Part of Speech: Noun

Meaning: A double, someone's ostensible unrelated twin, someone who bears a very close resemblance to you though they are unrelated and possibly even unknown to you; an alter ego.

Notes: If you know where the diacritics are located on your keyboard, you may also spell this word with the original German umlaut: Doppelgänger. Preserving the capital letter (all nouns are capitalized in German) would be pushing poetic license too far though, I think.

In Play: Doppelgangers?This word won a short ride in the press toward the end of 2010 when George Stephanopoulos called actress Julia Roberts the doppelganger of Elizabeth Gilbert, author of Eat, Pray, Love on the TV show "Good Morning, America". Roberts plays Gilbert in the movie based on Gilbert's book. The word is used to refer to someone who looks almost exactly like you: "Well, I saw either you or your doppelganger at a bar last night well after 11:00 PM."

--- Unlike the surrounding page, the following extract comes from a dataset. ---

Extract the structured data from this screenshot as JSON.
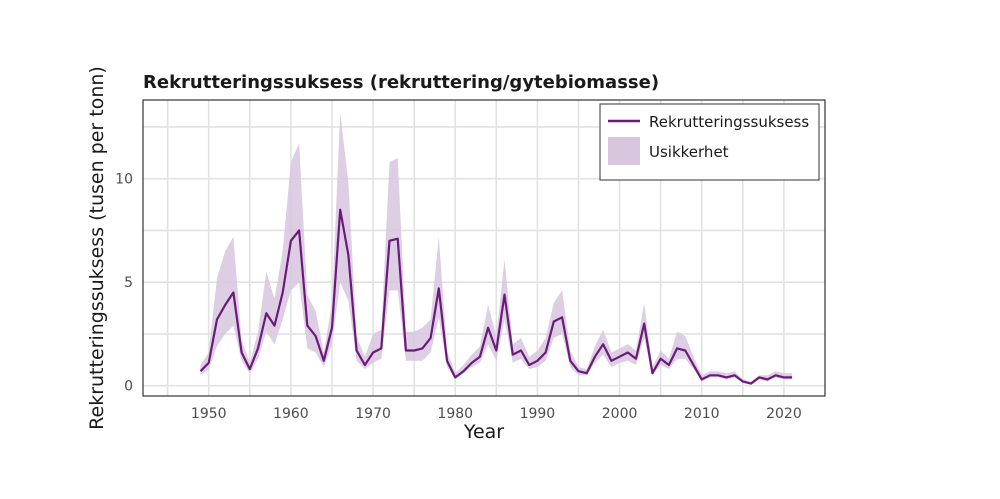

Word History: The German compound noun Doppelgänger is made up of doppel "double" + Gänger "goer". Gänger comes from gehen "go", ging "went", gegangen "gone". It shares the same source as Old English "gan", which ultimately became go in Modern English. Gang itself is preserved in a few English words like gangway, gangplank, originally a board for walking on and off a boat. The Old Germanic noun, gatwon "going," led to Norwegian and Swedish gata "street," and Modern English gate and gait. (Thanks to Susan Lister—or was it her doppelganger?—for suggesting today's very Good if borrowed Word.)